The estimation of affinity constants for the binding of model peptides to DNA by equilibrium dialysis.

作者信息

Standke K C, Brunnert H

出版信息

Nucleic Acids Res. 1975 Oct;2(10):1839-49. doi: 10.1093/nar/2.10.1839.

Abstract

The binding of lysine model peptides of the type Lys-X-Lys, Lys-X-X-Lys and Lys-X-X-X-Lys (X = different aliphatic and aromatic amino acids) has been studied by equilibrium dialysis. It was shown that the strong electrostatic binding forces generated by protonated amino groups of lysine can be distinguished from the weak forces stemming from neutral and aromatic spacer amino acids.

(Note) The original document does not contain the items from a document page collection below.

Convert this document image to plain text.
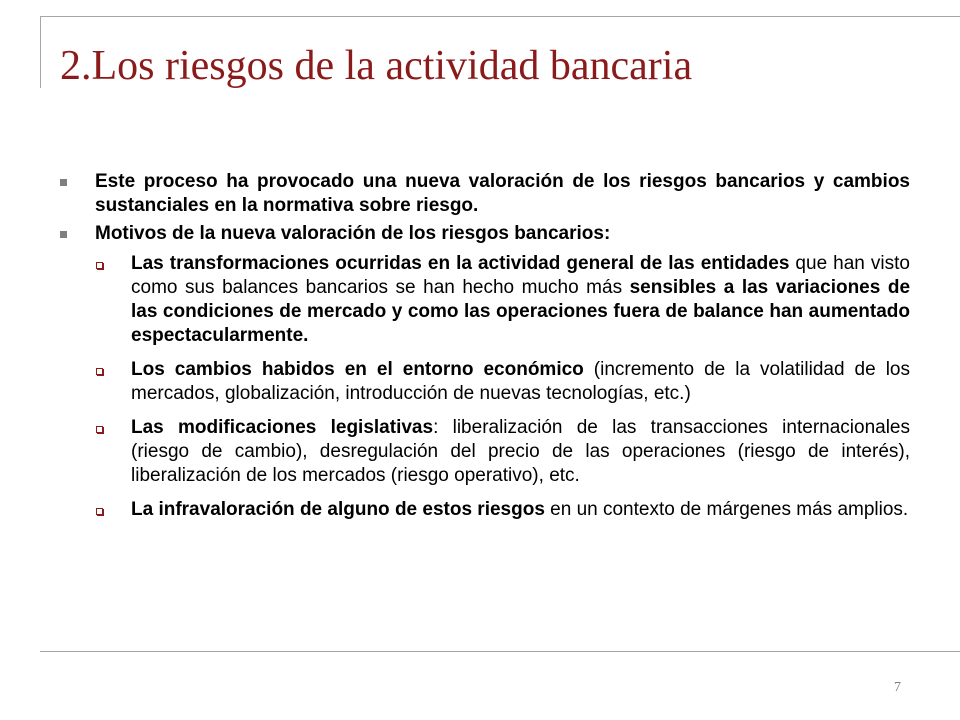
2.Los riesgos de la actividad bancaria
Este proceso ha provocado una nueva valoración de los riesgos bancarios y cambios sustanciales en la normativa sobre riesgo.
Motivos de la nueva valoración de los riesgos bancarios:
Las transformaciones ocurridas en la actividad general de las entidades que han visto como sus balances bancarios se han hecho mucho más sensibles a las variaciones de las condiciones de mercado y como las operaciones fuera de balance han aumentado espectacularmente.
Los cambios habidos en el entorno económico (incremento de la volatilidad de los mercados, globalización, introducción de nuevas tecnologías, etc.)
Las modificaciones legislativas: liberalización de las transacciones internacionales (riesgo de cambio), desregulación del precio de las operaciones (riesgo de interés), liberalización de los mercados (riesgo operativo), etc.
La infravaloración de alguno de estos riesgos en un contexto de márgenes más amplios.
7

The overall binding strength of the lysine model peptides is modified by these weak binding forces and the apparent binding constants are influenced more by the hydrophobic character of the spacer amino acid side chains than by the chainlength of the spacers.

摘要

通过平衡透析研究了Lys-X-Lys、Lys-X-X-Lys和Lys-X-X-X-Lys类型(X = 不同的脂肪族和芳香族氨基酸)的赖氨酸模型肽的结合情况。结果表明,赖氨酸质子化氨基产生的强静电结合力可与中性和芳香族间隔氨基酸产生的弱作用力区分开来。这些弱结合力改变了赖氨酸模型肽的整体结合强度,表观结合常数受间隔氨基酸侧链疏水特性的影响大于间隔长度的影响。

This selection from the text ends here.